After the fall of the Khmer Rouge, on 20th April 1979, Sokha returned to Phnom Penh. With no family he went to an orphanage, where he lived and studied for 5 years, working hard each night to earn money to buy more books, pens and pencils. After finishing middle school, he trained for 3 years to become a nurse and secured a job in a hospital outside the capital. “I finished work in the hospital at 4 pm, then cycled back to Phnom Penh to start evening classes at 5.30 pm. The hospital was 36 km away. That’s how I got through high school.
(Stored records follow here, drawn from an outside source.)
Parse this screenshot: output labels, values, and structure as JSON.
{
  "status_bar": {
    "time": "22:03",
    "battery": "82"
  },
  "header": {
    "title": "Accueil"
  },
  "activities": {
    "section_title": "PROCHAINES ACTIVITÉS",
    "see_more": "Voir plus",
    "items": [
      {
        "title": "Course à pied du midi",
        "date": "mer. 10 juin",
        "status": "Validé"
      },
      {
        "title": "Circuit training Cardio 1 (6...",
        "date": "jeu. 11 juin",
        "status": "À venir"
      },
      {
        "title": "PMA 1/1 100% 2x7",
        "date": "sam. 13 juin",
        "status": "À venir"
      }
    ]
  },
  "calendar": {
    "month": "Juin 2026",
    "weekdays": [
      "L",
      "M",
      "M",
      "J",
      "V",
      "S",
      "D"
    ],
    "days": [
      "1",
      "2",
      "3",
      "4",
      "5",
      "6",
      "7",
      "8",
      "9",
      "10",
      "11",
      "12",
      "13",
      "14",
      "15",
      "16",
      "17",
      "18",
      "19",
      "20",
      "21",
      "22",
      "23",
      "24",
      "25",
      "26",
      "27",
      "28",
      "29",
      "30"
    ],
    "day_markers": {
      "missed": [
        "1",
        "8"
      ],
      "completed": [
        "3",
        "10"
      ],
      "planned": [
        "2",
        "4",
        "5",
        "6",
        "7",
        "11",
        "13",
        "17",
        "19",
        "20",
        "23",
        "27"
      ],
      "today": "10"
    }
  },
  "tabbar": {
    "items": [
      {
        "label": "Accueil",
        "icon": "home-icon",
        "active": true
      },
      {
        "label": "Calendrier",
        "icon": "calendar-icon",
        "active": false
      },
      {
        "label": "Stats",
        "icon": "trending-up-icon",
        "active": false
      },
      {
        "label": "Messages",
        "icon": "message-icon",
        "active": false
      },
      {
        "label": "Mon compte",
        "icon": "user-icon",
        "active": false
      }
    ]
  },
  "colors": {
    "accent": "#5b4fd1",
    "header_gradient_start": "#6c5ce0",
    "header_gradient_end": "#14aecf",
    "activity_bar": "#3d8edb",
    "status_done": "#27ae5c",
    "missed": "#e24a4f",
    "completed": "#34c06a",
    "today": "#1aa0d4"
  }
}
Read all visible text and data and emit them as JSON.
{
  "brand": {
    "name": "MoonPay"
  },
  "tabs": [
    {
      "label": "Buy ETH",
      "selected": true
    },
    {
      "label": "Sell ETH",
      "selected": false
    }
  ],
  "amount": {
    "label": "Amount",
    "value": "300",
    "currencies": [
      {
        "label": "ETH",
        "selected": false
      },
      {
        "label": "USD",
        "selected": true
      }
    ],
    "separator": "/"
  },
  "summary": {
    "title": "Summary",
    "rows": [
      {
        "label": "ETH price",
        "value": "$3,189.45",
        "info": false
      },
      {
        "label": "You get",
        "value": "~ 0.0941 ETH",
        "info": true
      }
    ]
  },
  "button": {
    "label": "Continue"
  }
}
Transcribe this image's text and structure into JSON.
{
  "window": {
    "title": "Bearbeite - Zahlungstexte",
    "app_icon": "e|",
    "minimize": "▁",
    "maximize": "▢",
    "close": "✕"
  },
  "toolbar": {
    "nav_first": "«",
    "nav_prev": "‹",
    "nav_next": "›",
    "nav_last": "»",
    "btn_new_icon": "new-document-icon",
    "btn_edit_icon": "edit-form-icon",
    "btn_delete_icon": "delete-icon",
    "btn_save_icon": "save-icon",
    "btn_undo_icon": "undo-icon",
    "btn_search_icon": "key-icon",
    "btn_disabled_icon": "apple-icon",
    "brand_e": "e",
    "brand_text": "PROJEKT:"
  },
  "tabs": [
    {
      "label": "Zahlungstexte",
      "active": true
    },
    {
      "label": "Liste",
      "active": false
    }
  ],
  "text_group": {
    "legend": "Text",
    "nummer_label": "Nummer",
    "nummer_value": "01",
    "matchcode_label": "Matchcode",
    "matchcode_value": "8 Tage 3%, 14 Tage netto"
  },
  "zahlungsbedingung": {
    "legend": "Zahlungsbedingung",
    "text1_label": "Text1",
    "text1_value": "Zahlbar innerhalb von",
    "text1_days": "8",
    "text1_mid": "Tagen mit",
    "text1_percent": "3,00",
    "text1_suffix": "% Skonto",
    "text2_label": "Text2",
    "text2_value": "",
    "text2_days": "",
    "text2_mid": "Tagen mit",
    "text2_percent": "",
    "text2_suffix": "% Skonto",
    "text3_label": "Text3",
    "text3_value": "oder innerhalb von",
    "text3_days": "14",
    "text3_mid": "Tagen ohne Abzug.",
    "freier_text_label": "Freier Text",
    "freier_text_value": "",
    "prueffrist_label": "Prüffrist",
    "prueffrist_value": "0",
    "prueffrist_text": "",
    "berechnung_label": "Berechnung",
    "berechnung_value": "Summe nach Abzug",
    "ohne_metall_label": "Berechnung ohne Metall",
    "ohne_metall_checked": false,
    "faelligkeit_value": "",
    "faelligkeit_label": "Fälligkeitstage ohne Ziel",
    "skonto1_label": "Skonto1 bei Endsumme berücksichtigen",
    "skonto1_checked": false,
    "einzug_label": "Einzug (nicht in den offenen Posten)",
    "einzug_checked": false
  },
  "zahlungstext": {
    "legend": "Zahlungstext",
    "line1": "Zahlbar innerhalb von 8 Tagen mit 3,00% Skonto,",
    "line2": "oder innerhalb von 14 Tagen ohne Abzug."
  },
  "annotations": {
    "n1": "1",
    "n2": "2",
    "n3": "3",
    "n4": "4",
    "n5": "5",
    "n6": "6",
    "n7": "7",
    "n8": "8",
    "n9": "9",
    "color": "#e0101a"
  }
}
I finally finished in 1992 when I was 32 years old!”

“Do you believe in fortune tellers?”, Sokha asks us. “One day at that time I met a fortune teller and he told me to wait three months, then a man would come from far away and that man would help me and I would not be poor anymore … Well I could not believe this, so I kept working very hard, cycling 72 km a day to get to work, studying English every night - I thought education could change my life”. As it turns out, both Sokha and the fortune teller were right. “Three months later, a Japanese engineer came to the hospital and asked the director if anyone could speak English. The director knew I was studying, so suggested me and I was hired as his translator. My life was changed.”

“I was an orphan, but education changed my life”, Sokha explains. “Education is the key to making life successful, so I want to help other orphans, to give them an education and a chance for success.” In 2002, Sokha launched the Center for Children’s Happiness (CCH). “Here at CCH we focus on education - some want to go to university and we help them study very hard, some people want to work so they focus on learning skills. Everyone needs education of some kind.” CCH has established a primary school and a whole host of vocational training programmes, they teach social skills, life skills and personal development. More than that though, CCH provides shelter, food and care to those vulnerable children who go without - they are a family, CCH is their home. There are currently 93 students and 64 graduates, all of whom have secured good jobs; some work in Thailand, some in Korea, some in Phnom Penh - eight of them are working there in the management team running CCH.

What is beautiful about CCH is their atmosphere of co-learning - everyone teaches each other. From an early stage, those children who were lucky enough to get a place at CCH would use their day off on Sundays to return to their communities and teach those without access to school everything that they had learned during the week. This has become an institution - the Sunday Road Show - where story-telling, role play and creative activities are used to tackle social issues and provide a basic education to those who go without. “I’m very, very happy”, Sokha grins. “I’m getting older now, but I have the younger generation here to make CCH sustainable. CCH will be passed down from generation to generation. Education will go on to change more lives here.”